EID has an allocation of 7,550 acre-feet of water from Folsom Lake, plus 4,560 acre-feet from ditch water and Weber Dam water that is sent down Weber Creek and then pumped out of Folsom Lake. Indications from the Bureau of Reclamation are that EID will get 5,000 acre-feet from its allotment — a 60 percent reduction — and 3,000 acre-feet or less from its Weber Creek water rights. Folsom Lake’s — at 17 percent of its 1 million acre-feet capacity — level is 357 feet, 10 feet above is historical low of 347.5 feet in 1977. Ominously, the bureau has also asked for data on a “health and safety” allotment.
An additional aspect of the resolution allows the district to take immediate advantage of any drought project funding that would become available from the state and federal governments by waving bidding requirements. That would allow design-build projects to be approved by the board.

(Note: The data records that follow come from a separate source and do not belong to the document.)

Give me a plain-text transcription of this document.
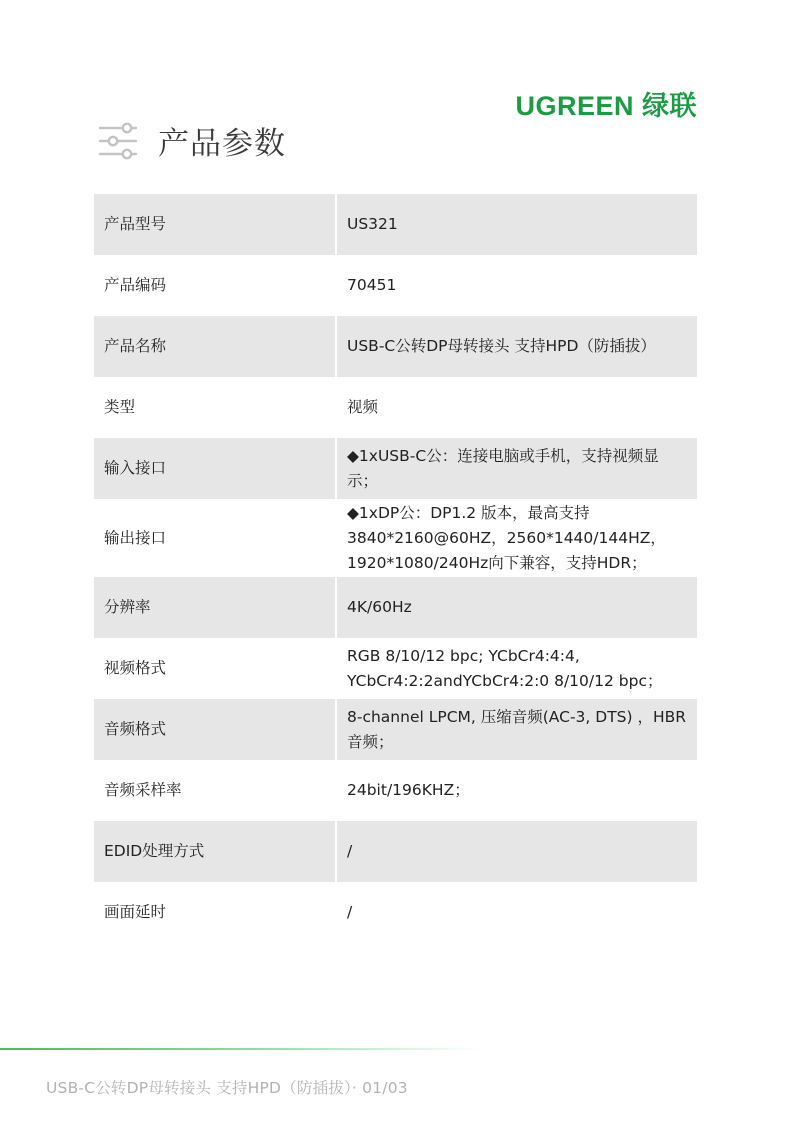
UGREEN 绿联
产品参数
产品型号	US321
产品编码	70451
产品名称	USB-C公转DP母转接头 支持HPD（防插拔）
类型	视频
输入接口	◆1xUSB-C公：连接电脑或手机，支持视频显示；
输出接口	◆1xDP公：DP1.2 版本，最高支持3840*2160@60HZ，2560*1440/144HZ，1920*1080/240Hz向下兼容，支持HDR；
分辨率	4K/60Hz
视频格式	RGB 8/10/12 bpc; YCbCr4:4:4, YCbCr4:2:2andYCbCr4:2:0 8/10/12 bpc；
音频格式	8-channel LPCM, 压缩音频(AC-3, DTS) ，HBR音频；
音频采样率	24bit/196KHZ；
EDID处理方式	/
画面延时	/
USB-C公转DP母转接头 支持HPD（防插拔）· 01/03
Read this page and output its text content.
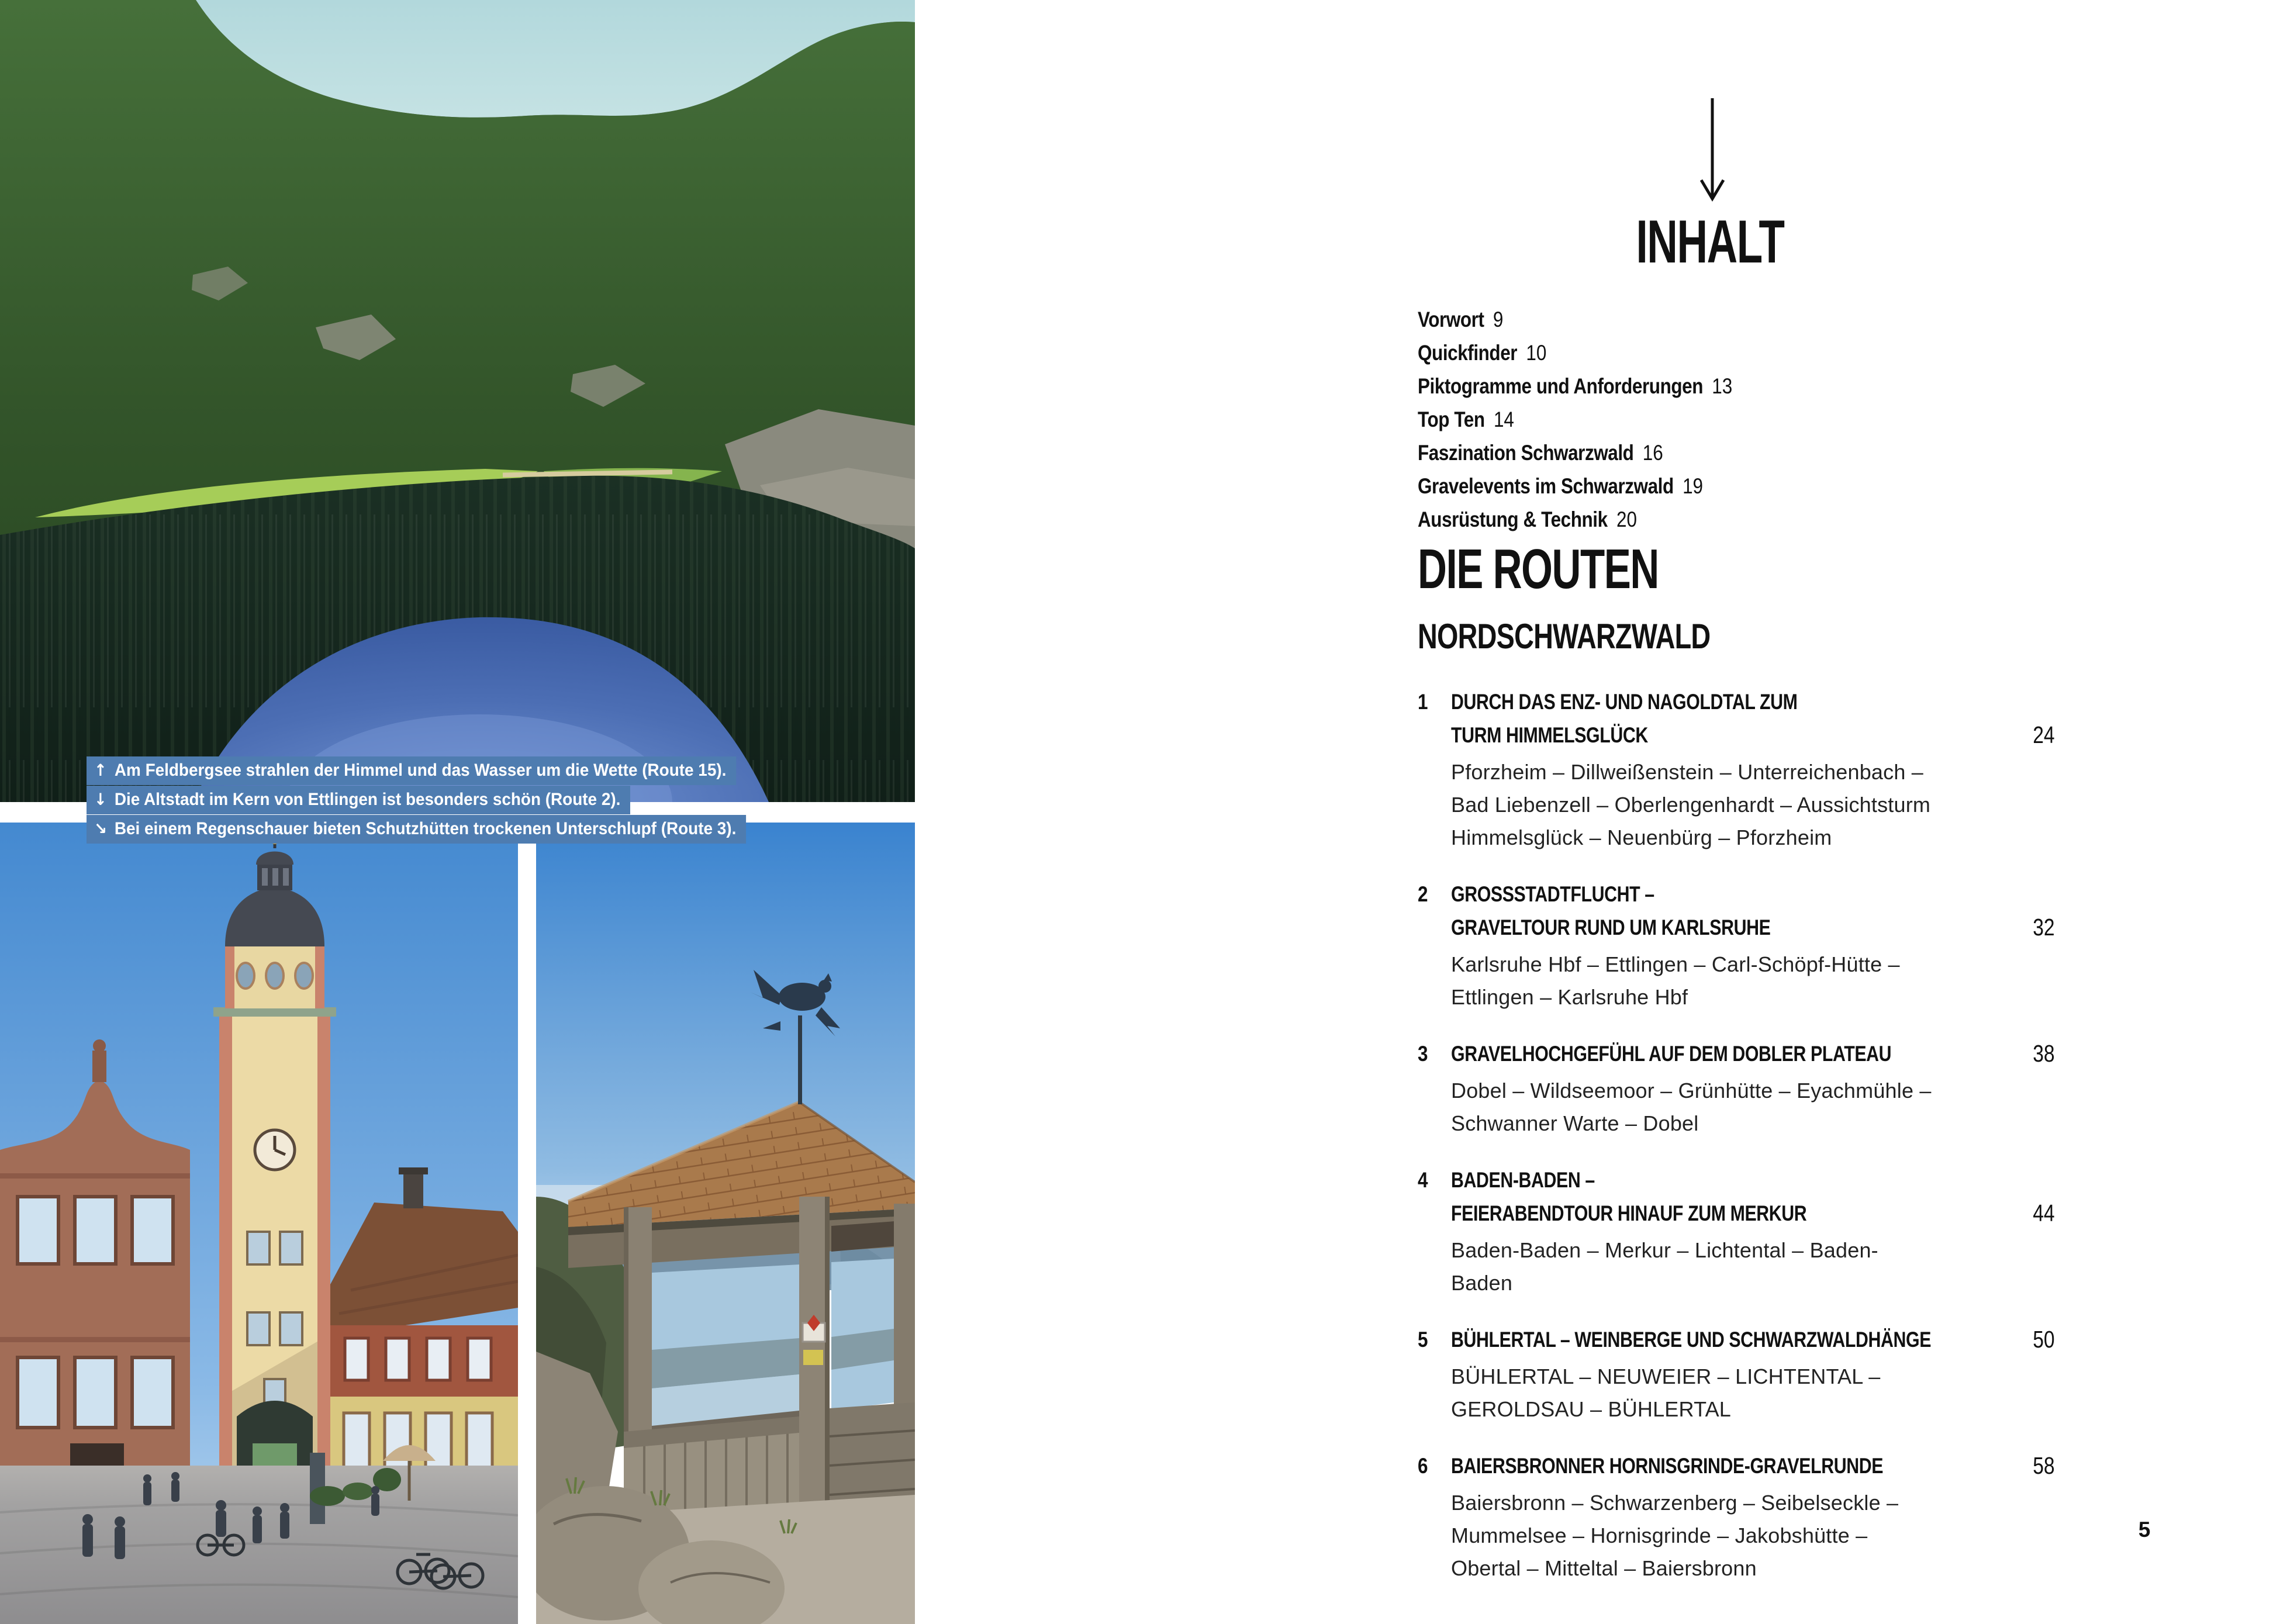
↑ Am Feldbergsee strahlen der Himmel und das Wasser um die Wette (Route 15).
↓ Die Altstadt im Kern von Ettlingen ist besonders schön (Route 2).
↘ Bei einem Regenschauer bieten Schutzhütten trockenen Unterschlupf (Route 3).
INHALT
Vorwort 9
Quickfinder 10
Piktogramme und Anforderungen 13
Top Ten 14
Faszination Schwarzwald 16
Gravelevents im Schwarzwald 19
Ausrüstung & Technik 20
DIE ROUTEN
NORDSCHWARZWALD
1 DURCH DAS ENZ- UND NAGOLDTAL ZUM
TURM HIMMELSGLÜCK
Pforzheim – Dillweißenstein – Unterreichenbach – Bad Liebenzell – Oberlengenhardt – Aussichtsturm Himmelsglück – Neuenbürg – Pforzheim
24
2 GROSSSTADTFLUCHT –
GRAVELTOUR RUND UM KARLSRUHE
Karlsruhe Hbf – Ettlingen – Carl-Schöpf-Hütte – Ettlingen – Karlsruhe Hbf
32
3 GRAVELHOCHGEFÜHL AUF DEM DOBLER PLATEAU
Dobel – Wildseemoor – Grünhütte – Eyachmühle – Schwanner Warte – Dobel
38
4 BADEN-BADEN –
FEIERABENDTOUR HINAUF ZUM MERKUR
Baden-Baden – Merkur – Lichtental – Baden-Baden
44
5 BÜHLERTAL – WEINBERGE UND SCHWARZWALDHÄNGE
BÜHLERTAL – NEUWEIER – LICHTENTAL – GEROLDSAU – BÜHLERTAL
50
6 BAIERSBRONNER HORNISGRINDE-GRAVELRUNDE
Baiersbronn – Schwarzenberg – Seibelseckle – Mummelsee – Hornisgrinde – Jakobshütte – Obertal – Mitteltal – Baiersbronn
58
5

Similar actions happened in the 1975-77 drought, where emergency funding became available to build the Sly Park Intertie and expand Bass Lake.
Three key differences from the 1975-77 drought are the timing of the emergency declaration and the fact that EID bought Project 184 — four alpine reservoirs, diversion dam, El Dorado Canal and powerhouse — from PG&E in 1999 and it bought Jenkinson Lake and its water rights in 2003. Built in 1955 as part of the Central Valley Project, getting local control of that “was a big legal battle,” said Osborne. “The feds can’t take our water.”
Osborne pointed to other long-term efforts by the board and staff that have improved EID’s capacity to withstand a drought better than it could in 1975-77, including abandoning ditches, but retaining their water rights, constructing and repairing Hazel Creek Tunnel, covering small area reservoirs and the district counsel’s efforts to secure various water rights.
Abercrombie also noted that the board was acting much farther in advance than it did during the 1975-77 drought. That time the board didn’t declare a drought emergency until February of 1977, the last year of the two-year drought.
This time the board is acting at the beginning of what appears to be a record-setting dry year. Jan. 13 the board had asked customers to voluntarily save 15 percent, but this January saw water consumption rise 27 percent above the three-year average for January.
Day, who has a landscape maintenance business, said the reason consumption went higher was no rain, prompting a lot of irrigation, “and lots of kids home from college” taking long showers.